Trump achève le climat

Fidèle à lui-même
(Photo AFP)

La décision de Donald Trump de sortir son pays de l’accord mondial de lutte contre le réchauffement climatique a été accueillie par la consternation dans le monde entier. Elle était pourtant prévisible.

LE PRESIDENT américain était guidé par un seul mobile : tout ce qu’il a dit et promis pendant sa campagne est rudement mis en question par les gouvernements étrangers, tout ce qu’il représente est rejeté par ses amis et adversaires là où il va les voir, et, s’il avait dû céder à leurs demandes, il aurait été « normalisé » et commencerait à ressembler à l’un de ses prédécesseurs. Or il a fait de l’originalité de son caractère sa marque de fabrique et il n’y aurait pas renoncé sans perdre un plaisir de gouverner qui, d’échec en échec, tend à disparaître. Jamais il ne s’est si bien retrouvé que dans cette énorme provocation à l’égard de tous les chefs d’État ou de gouvernement, jamais la négation et la contestation ne lui ont paru aussi légers, gratifiants et voluptueux, jamais il n’a autant exprimé sa force personnelle dans cet acte de barbarie à l’égard du climat.

Tordre la vérité.

L’absence américaine de l’accord international sera encore plus compliquée à gérer que sa présence.
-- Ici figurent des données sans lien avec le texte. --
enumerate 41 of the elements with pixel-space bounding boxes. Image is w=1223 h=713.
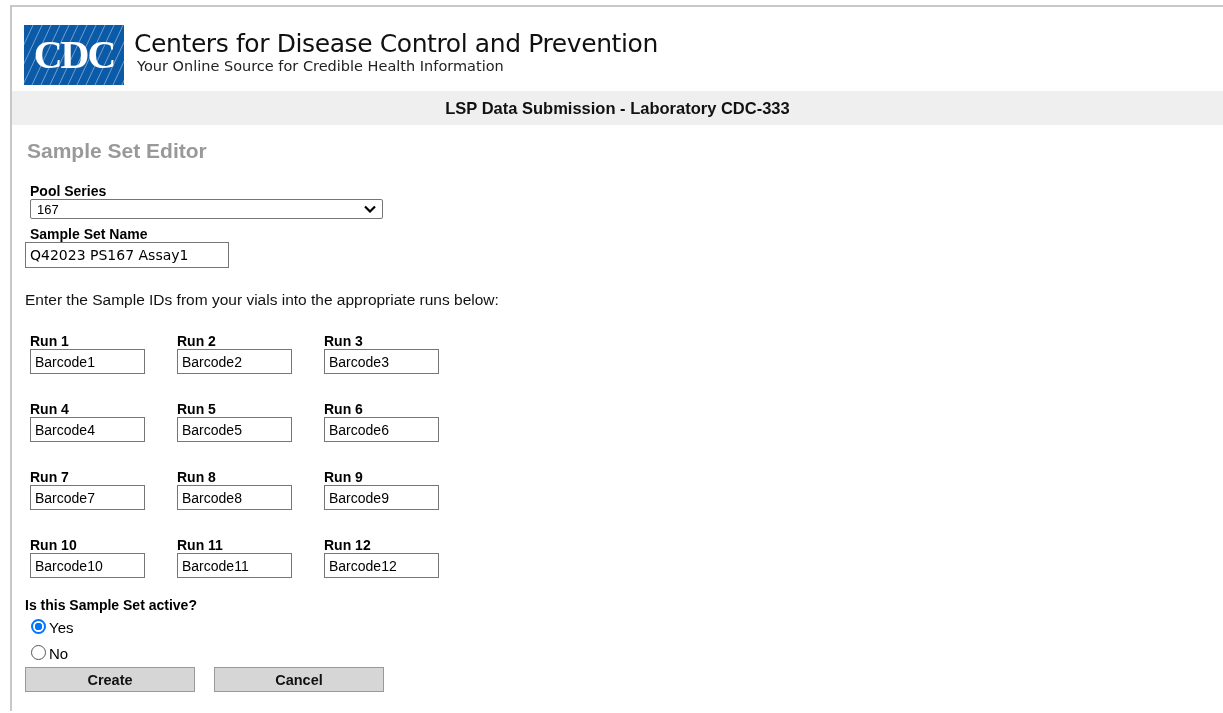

Avec une inconséquence de république bananière, M. Trump ne cherche même pas à calculer les retombées extrêmement nuisibles, sur les plans climatique, diplomatique et économique, d’une décision dont il sait au fond de lui-même qu’elle est délétère. Il a fallu qu’il torde la vérité comme un torchon à essorer pour donner un semblant de logique à cet incroyable recul historique. Et sa responsabilité devant l’histoire est tellement grande qu’il a peut-être signé son arrêt de mort politique.
En effet, la moitié des Etats américains sont engagés dans une politique environnementale exigeante qu’ils ne voudront pas renverser et les premières réactions des hommes politiques, des hommes d’affaires et de la population en général montrent que les investissements dans les énergies propres seront maintenus. Ensuite, M. Trump ne peut pas partir en claquant la porte, il est tenu par les termes de l’accord d’appliquer une procédure qui court jusqu’en 2020, date à laquelle il risque de ne pas être réélu. Enfin, ses démêlés avec le FBI peuvent fragiliser sa position et l’isoler encore plus. M. Trump encouragera certainement les industries les plus réfractaires aux préoccupations écologiques à polluer à tout-va, il ordonnera la construction de pipe-lines reliant les sables bitumineux du Canada aux ports de Louisiane et il ne s’opposera guère aux agressions contre l’environnement.

Un président marginalisé.

Mais il sera mis en minorité, pour se pas dire marginalisé, par la Chine, qui va logiquement acquérir le leadership de la lutte en faveur de l’environnement, par les milieux d’affaires américains dont il prétend servir les intérêts, par une justice qui lui est de plus en plus hostile, par une presse qui ne cache pas l’hostilité qu’il lui inspire, et même par un Congrès à majorité républicaine qui ne supporte plus ses foucades, ses extravagances sémantiques et ses comportements ubuesques.
Le voyage que Trump vient de faire au Proche-Orient et en Europe était censé lui donner, enfin !, la patine d’un chef d’Etat. Il a été bien accueilli, il a consenti à discuter, même s’il a fait de bien rares concessions. A son retour, il a éprouvé une sorte de libération, comme un homme engoncé dans un costume trop ajusté qu’il ôte avec soulagement. Seul à la Maison Blanche, le voilà soudain en mesure de dire leur fait à des « partenaires » étrangers qu’il n’a pas choisis et auxquels il préfèrerait des potentats affranchis de toute contrainte démocratique. Le voilà libre de proférer ces mensonges et ces justifications fallacieuses qui plaisent tant à son électorat. Le voilà livré à lui-même, comme un lion qui a fui le cirque et attaque les passants. Le coup du climat, c’est du pur Trump. Il lui importe davantage de rester lui-même que de rester président.